The 2nd U.S. Circuit Court of Appeals in New York ruled in an appeal by Agron Hasbajrami, a U.S. resident arrested in 2011 and who later pleaded guilty to a charge of attempting to provide material support to a terrorist organization.
Hasbajrami challenged the charges, questioning whether the U.S. National Security Agency (NSA) had legally obtained information about him without a warrant.
The “incidental collection” of Americans’ communications by NSA electronic dragnet that explicitly targets people abroad and without U.S. ties was permissible under the U.S. Constitution, the court ruled. It also said, however, that examining the content of databases of stored NSA information could violate the Constitution’s Fourth Amendment protections against unreasonable searches and seizures.
The court said the “vast majority” of evidence prosecutors had used against Hasbajrami was “lawfully collected,” but prosecutors did not provide information to the trial court about whether investigators had “queried” NSA databases.
The NSA surveillance program is sometimes called PRISM, which gathers data from tech and telecom companies under court supervision and under the authority of section 702 of the Foreign Intelligence Surveillance Act (FISA) but without individual warrants.
“We are gratified by the Court’s remand to resolve a critical factual and constitutional question in this case, as well as its recognition of the important constitutional issues that FISA section 702 raises for everyone. We look forward to the next stage of the litigation,” Hasbajrami’s lawyer Joshua Dratel said in a statement.
A spokesman for federal prosecutors in Brooklyn declined to comment.
The case of Hasbajrami, arrested at New York’s John F. Kennedy International Airport as he attempted to board a flight to Turkey, was returned to the trial court for a determination about whether evidence against him was lawfully collected and admissible under the Fourth Amendment. Prosecutors said Hasbajrami communicated by email with a non-American overseas, who he believed was associated with a terrorist organization.
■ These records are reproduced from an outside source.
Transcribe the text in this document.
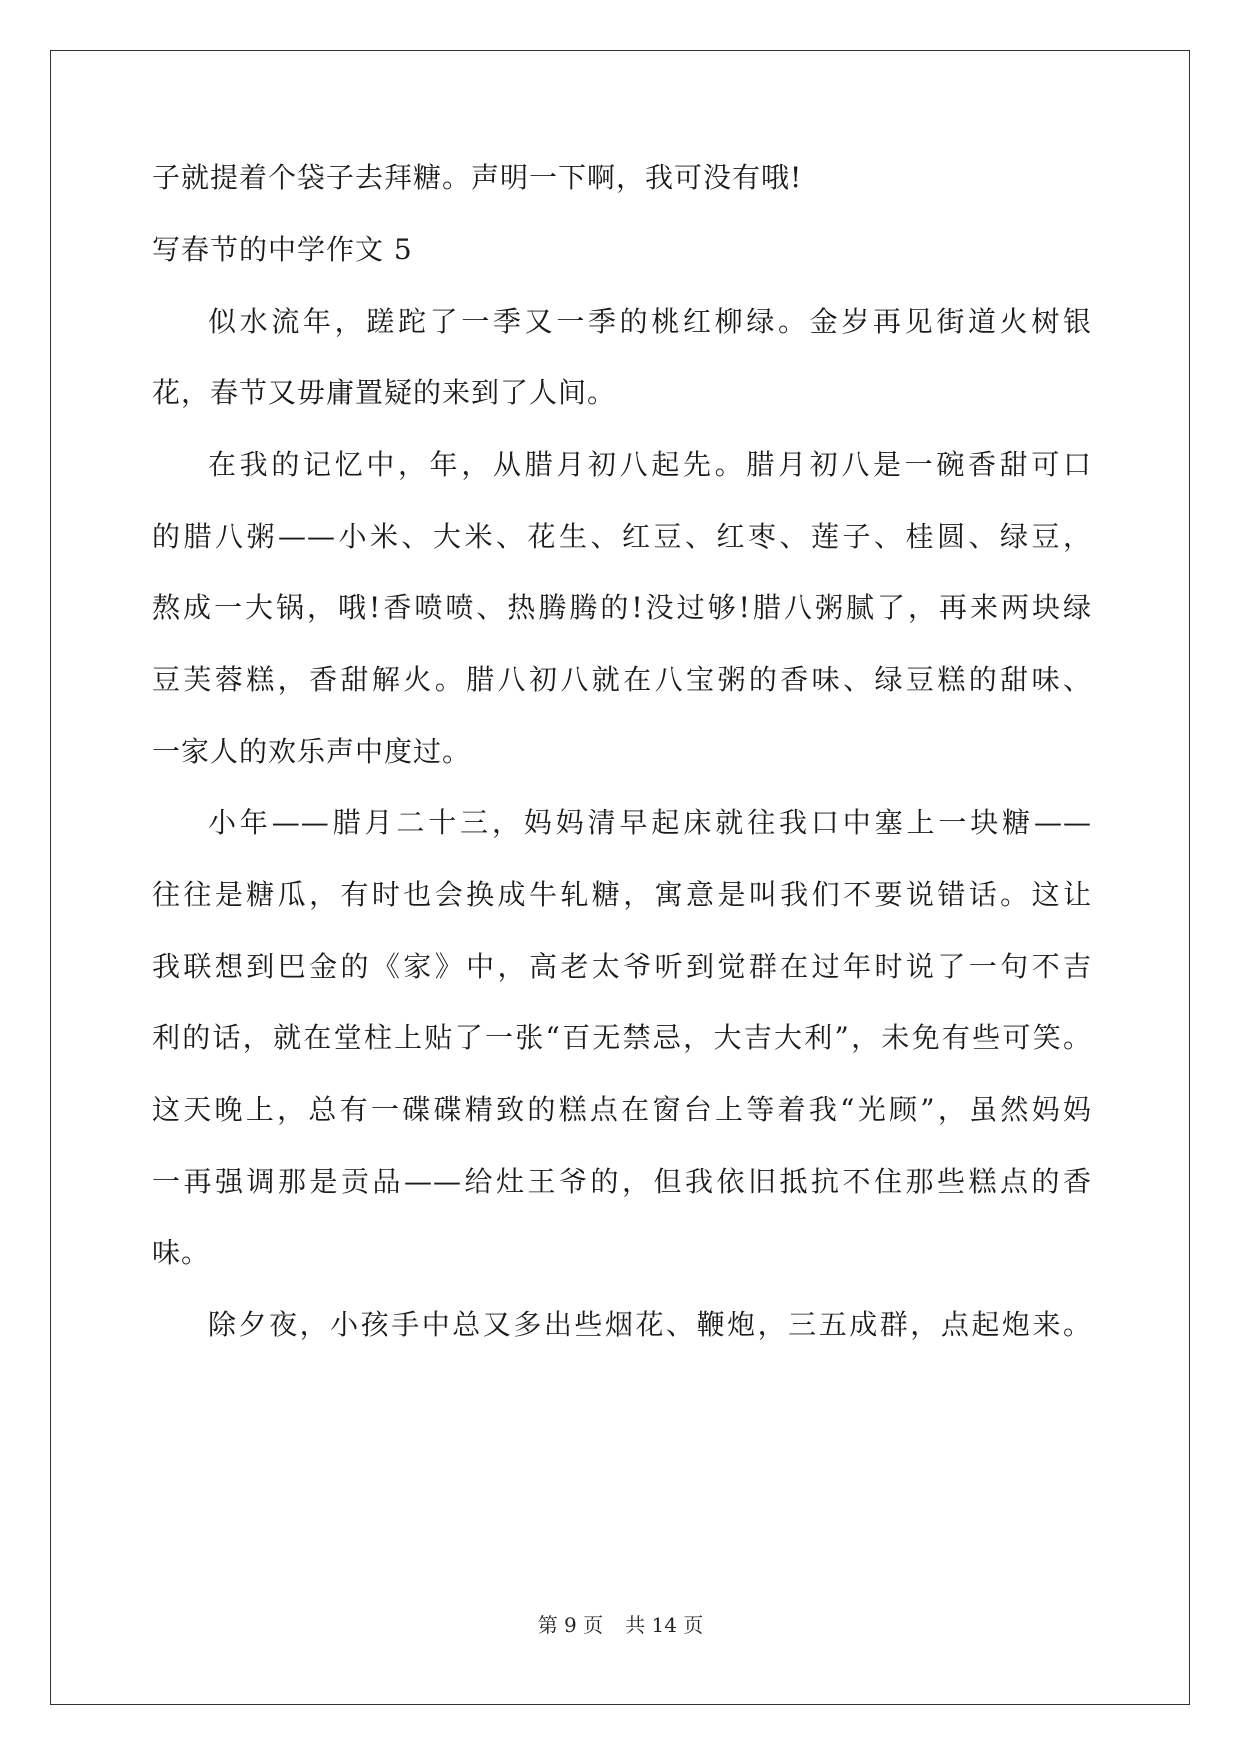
子就提着个袋子去拜糖。声明一下啊，我可没有哦!
写春节的中学作文 5
似水流年，蹉跎了一季又一季的桃红柳绿。金岁再见街道火树银
花，春节又毋庸置疑的来到了人间。
在我的记忆中，年，从腊月初八起先。腊月初八是一碗香甜可口
的腊八粥——小米、大米、花生、红豆、红枣、莲子、桂圆、绿豆，
熬成一大锅，哦!香喷喷、热腾腾的!没过够!腊八粥腻了，再来两块绿
豆芙蓉糕，香甜解火。腊八初八就在八宝粥的香味、绿豆糕的甜味、
一家人的欢乐声中度过。
小年——腊月二十三，妈妈清早起床就往我口中塞上一块糖——
往往是糖瓜，有时也会换成牛轧糖，寓意是叫我们不要说错话。这让
我联想到巴金的《家》中，高老太爷听到觉群在过年时说了一句不吉
利的话，就在堂柱上贴了一张“百无禁忌，大吉大利”，未免有些可笑。
这天晚上，总有一碟碟精致的糕点在窗台上等着我“光顾”，虽然妈妈
一再强调那是贡品——给灶王爷的，但我依旧抵抗不住那些糕点的香
味。
除夕夜，小孩手中总又多出些烟花、鞭炮，三五成群，点起炮来。
第 9 页 共 14 页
Documents detailing NSA telephone and internet surveillance were leaked by former agency contractor Edward Snowden in 2013. Although he is viewed by some as a hero who upheld the U.S. Constitution, authorities want him to stand trial over his disclosures of classified information.
“While we disagree with the court’s ruling that the NSA can collect Americans’ international communications without a warrant … the court rightly finds that the Fourth Amendment applies when the government searches for that sensitive information in intelligence databases,” said American Civil Liberties Union lawyer Patrick Toomey, who filed a brief in the case.